В последнее время Никита стал еще злее и задиристее. Наверное, присутствие брата развязывало ему руки и язык.

— Иди, куда шел, Никита, — тихо сказал я.

— Ты что там пропищал? — сквозь зубы прошипел Никита и направился ко мне.

В этот момент Джек встал передо мной, преградив путь озлобленному мальчику, и начал грозно рычать.
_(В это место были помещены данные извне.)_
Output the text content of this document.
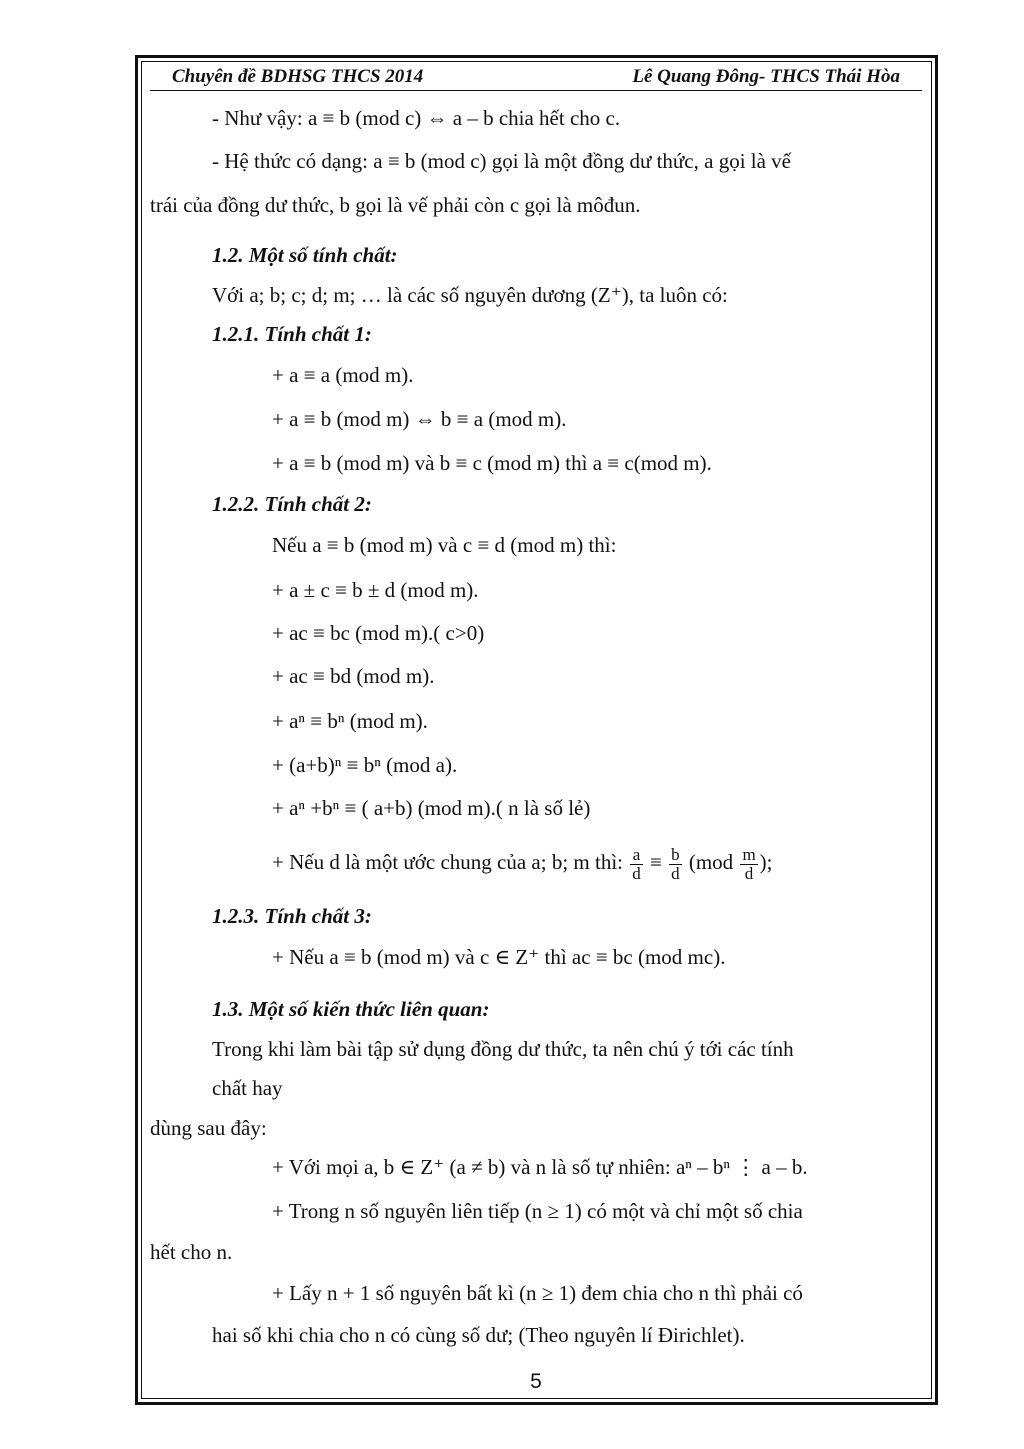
Chuyên đề BDHSG THCS 2014	Lê Quang Đông- THCS Thái Hòa
- Như vậy: a ≡ b (mod c) ⇔ a – b chia hết cho c.
- Hệ thức có dạng: a ≡ b (mod c) gọi là một đồng dư thức, a gọi là vế
trái của đồng dư thức, b gọi là vế phải còn c gọi là môđun.
1.2. Một số tính chất:
Với a; b; c; d; m; … là các số nguyên dương (Z⁺), ta luôn có:
1.2.1. Tính chất 1:
+ a ≡ a (mod m).
+ a ≡ b (mod m) ⇔ b ≡ a (mod m).
+ a ≡ b (mod m) và b ≡ c (mod m) thì a ≡ c(mod m).
1.2.2. Tính chất 2:
Nếu a ≡ b (mod m) và c ≡ d (mod m) thì:
+ a ± c ≡ b ± d (mod m).
+ ac ≡ bc (mod m).( c>0)
+ ac ≡ bd (mod m).
+ aⁿ ≡ bⁿ (mod m).
+ (a+b)ⁿ ≡ bⁿ (mod a).
+ aⁿ +bⁿ ≡ ( a+b) (mod m).( n là số lẻ)
+ Nếu d là một ước chung của a; b; m thì: $\frac{a}{d} \equiv \frac{b}{d} (mod \frac{m}{d}$ );
1.2.3. Tính chất 3:
+ Nếu a ≡ b (mod m) và c ∈ Z⁺ thì ac ≡ bc (mod mc).
1.3. Một số kiến thức liên quan:
Trong khi làm bài tập sử dụng đồng dư thức, ta nên chú ý tới các tính
chất hay
dùng sau đây:
+ Với mọi a, b ∈ Z⁺ (a ≠ b) và n là số tự nhiên: aⁿ – bⁿ ⋮ a – b.
+ Trong n số nguyên liên tiếp (n ≥ 1) có một và chỉ một số chia
hết cho n.
+ Lấy n + 1 số nguyên bất kì (n ≥ 1) đem chia cho n thì phải có
hai số khi chia cho n có cùng số dư; (Theo nguyên lí Đirichlet).
5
Никогда бы не подумал, чтобы мой щенок мог издавать такой раскатистый и грозный рык.

Сердце забарабанило по грудной клетке. Я хотел было взять Джека, прижать его к груди и загородить собой от чужой злости и ненависти. Но мне не понадобилось ничего предпринимать. От вида рычащего щенка Никита опешил и отступил назад.

— Псина бешенная, — сказал он и удалился.

Джек глянул на меня, пару раз махнул хвостом, и как ни в чем не бывало, пошагал вперед, обнюхивая все, что попадалось на пути. Я шел следом и чувствовал благодарность к этому маленькому существу. Первый раз кто-то вступился за меня.

Так мы прожили с ним целый год. Я очень привязался к Джеку. Он стал моим настоящим преданным другом.

Недобрые каникулы

В этом году летние каникулы наступили для меня необычно рано. Уже в середине мае я был свободен от школы. Многие оценки я получил экстерном за счет выигранных олимпиад и конкурсов. Как обычно, я пропустил все праздничные мероприятия в школе и с нетерпением ждал, когда мама отправит меня к бабушке.

Каждое лето я проводил у бабушки в деревне. Мне там очень нравилось. Население там было не большое, не то, что в городе. Поначалу кажется, что все куда-то ушли и вот-вот должны вернуться. Но через неделю начинаешь привыкать к тишине и просторам.

Вокруг деревни росли непроходимые леса. Во второй половине лета я и бабушка обычно ходили по грибы. Я очень любил эти походы, и так увлекался поисками грибов, так сосредоточено всматривался глазами в землю, ища под каждым листочком спрятавшийся гриб, что всю следующую ночь видел грибные сны.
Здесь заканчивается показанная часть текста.